Chris Dodd, former Democratic senator and supposed crusader against the corruption of Wall Street, cleared a cool $2.4 million in 2011 as head of the Motion Picture Association Of America. To earn his keep, Dodd became the film industry’s DC knee-breaker, twisting arms and greasing wheels in support of legislation such as the odious Stop Online Piracy Act.
Thankfully, the former United States senator—approaching his 70th birthday—turned out to be an ineffective quarterback in the internet age, and SOPA was defeated by an alliance of pretty much everybody who knew what the internet was and didn’t work for the entertainment industry. One can assume their next effort will be more effectively crafted.
Dodd has remained in his well-compensated perch, swaggering about the red carpet at this year’s Oscars, defending the movie industry’s God-given right to sell violence and terror for big profits, and taking shots across the bow of his political opponents.
Behind the scenes, the entertainment industry is gearing up for a new phase in their crusade to exert absolute control over that modern day golden commodity: content. The proprietors of websites such as The Pirate Bay and Megaupload have been chased to the ends of the earth (quite literally in several cases), and armies of lawyers are sharpening their claws in preparation for aggressive litigation against the websites that distribute pirated content.
While they are suing the pants off the websites accused of piracy, they will also put aggressive pressure on internet service providers to outright block these same websites—presumably backed up with the threat of additional litigation—and even plan to put pressure on companies that advertise on these websites through Google AdSense and other similar services. This total war strategy is a clear attempt to strangle web piracy at the source.
In the mobile universe, the entertainment industry is seeking to engage Google, Microsoft and Apple in “quick take down agreements” which will allow them to kill any app that they disapprove of. One wonders if the executives in charge of all this strategery—to borrow a Bushism—truly believe that their long-lost profits will reappear if they are successful in locking down the web and mobile app markets.
It’s not as if actual piracy is going anywhere. The internet underground has already moved on from torrent search engines to the next thing (word to the wise, it rhymes with “fool’s bet”), and the masses—fully accustomed to free content—will surely follow in due time.
In a recent interview with The Guardian, Thom Yorke expressed ambivalence bordering on regret towards Radiohead’s decision to circumvent the traditional album release process with their album In Rainbows, instead opting for a “pay what you want” pricing scheme. The band was praised (rightly so) for its innovative approach to selling music in the digital age, but Yorke now seems to feel as though their actions only hastened the era of where music becomes mere “content,” which he described as “a filling of time and space with stuff, emotion, so you can sell it.”
Yorke needn’t be so hard on himself.
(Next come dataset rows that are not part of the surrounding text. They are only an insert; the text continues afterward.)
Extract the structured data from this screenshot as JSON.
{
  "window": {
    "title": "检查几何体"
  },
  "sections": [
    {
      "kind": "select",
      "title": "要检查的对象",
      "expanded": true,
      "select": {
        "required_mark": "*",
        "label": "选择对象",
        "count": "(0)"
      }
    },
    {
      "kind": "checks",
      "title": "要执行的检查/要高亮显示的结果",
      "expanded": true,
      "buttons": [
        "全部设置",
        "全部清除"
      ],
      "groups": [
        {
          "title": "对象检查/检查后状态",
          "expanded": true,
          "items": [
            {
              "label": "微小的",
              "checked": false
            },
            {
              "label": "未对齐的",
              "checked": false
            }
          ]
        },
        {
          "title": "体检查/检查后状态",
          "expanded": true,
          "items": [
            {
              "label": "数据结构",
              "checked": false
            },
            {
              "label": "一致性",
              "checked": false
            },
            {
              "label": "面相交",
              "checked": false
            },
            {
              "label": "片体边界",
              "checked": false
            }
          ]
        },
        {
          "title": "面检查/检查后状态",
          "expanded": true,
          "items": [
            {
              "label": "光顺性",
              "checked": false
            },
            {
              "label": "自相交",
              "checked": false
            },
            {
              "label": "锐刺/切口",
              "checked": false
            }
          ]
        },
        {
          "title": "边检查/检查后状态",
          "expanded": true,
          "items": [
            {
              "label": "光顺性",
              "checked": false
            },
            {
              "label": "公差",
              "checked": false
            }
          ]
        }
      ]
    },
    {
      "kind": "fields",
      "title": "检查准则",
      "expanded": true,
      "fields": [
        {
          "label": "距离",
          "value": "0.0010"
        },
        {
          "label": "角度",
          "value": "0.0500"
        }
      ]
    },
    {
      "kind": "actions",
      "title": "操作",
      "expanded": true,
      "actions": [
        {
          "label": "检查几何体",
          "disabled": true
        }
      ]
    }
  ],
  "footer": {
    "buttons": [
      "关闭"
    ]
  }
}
If Radiohead had released In Rainbows according to the traditional model, it’s difficult to imagine that a single thing about today’s circumstances would be any different. The dirty little secret that the entertainment industry doesn’t want to acknowledge is that they created this monster. Not the musicians, not the fans, and not even the piracy websites that the industry has tried to turn into boogeymen.
The reason that piracy exists to the extent it does stems from the entertainment industry’s parasitic relationship with the art it seeks to monetize. Most musicians I know would rather someone download a pirated copy of their work (and hopefully become a fan that buys t-shirts and concert tickets) than not listen to it at all. Not the industry.
They play the role of the imposter mother in Solomon’s tale, ready to chop the baby in half if she can’t have it. Decades of poorly implemented digital rights management, unit pricing with inflated profit margins and business practices akin to shady mortgage companies have made a bed of a billion little pirates for the entertainment industry, and the toothpaste won’t go back in the tube, no matter what they do.
In the meantime, the musicians, writers, filmmakers and other artists —who actually create the content the entertainment industry would commoditize into oblivion—are largely abandoning the “blood from a stone” approach in favor of Radiohead’s “pay what you want” model, using tools such as Kickstarter to raise production funds.
As creative people become their own businesses, they are discovering that by abandoning the quest to monetize every aspect of their art, they are more readily able to connect with a core fanbase. This manner of doing things may not provide the golden ticket payouts of the entertainment industry’s heyday, but it is infinitely more likely to lead to artists making a consistent living from their art—not to mention retaining full ownership of that art.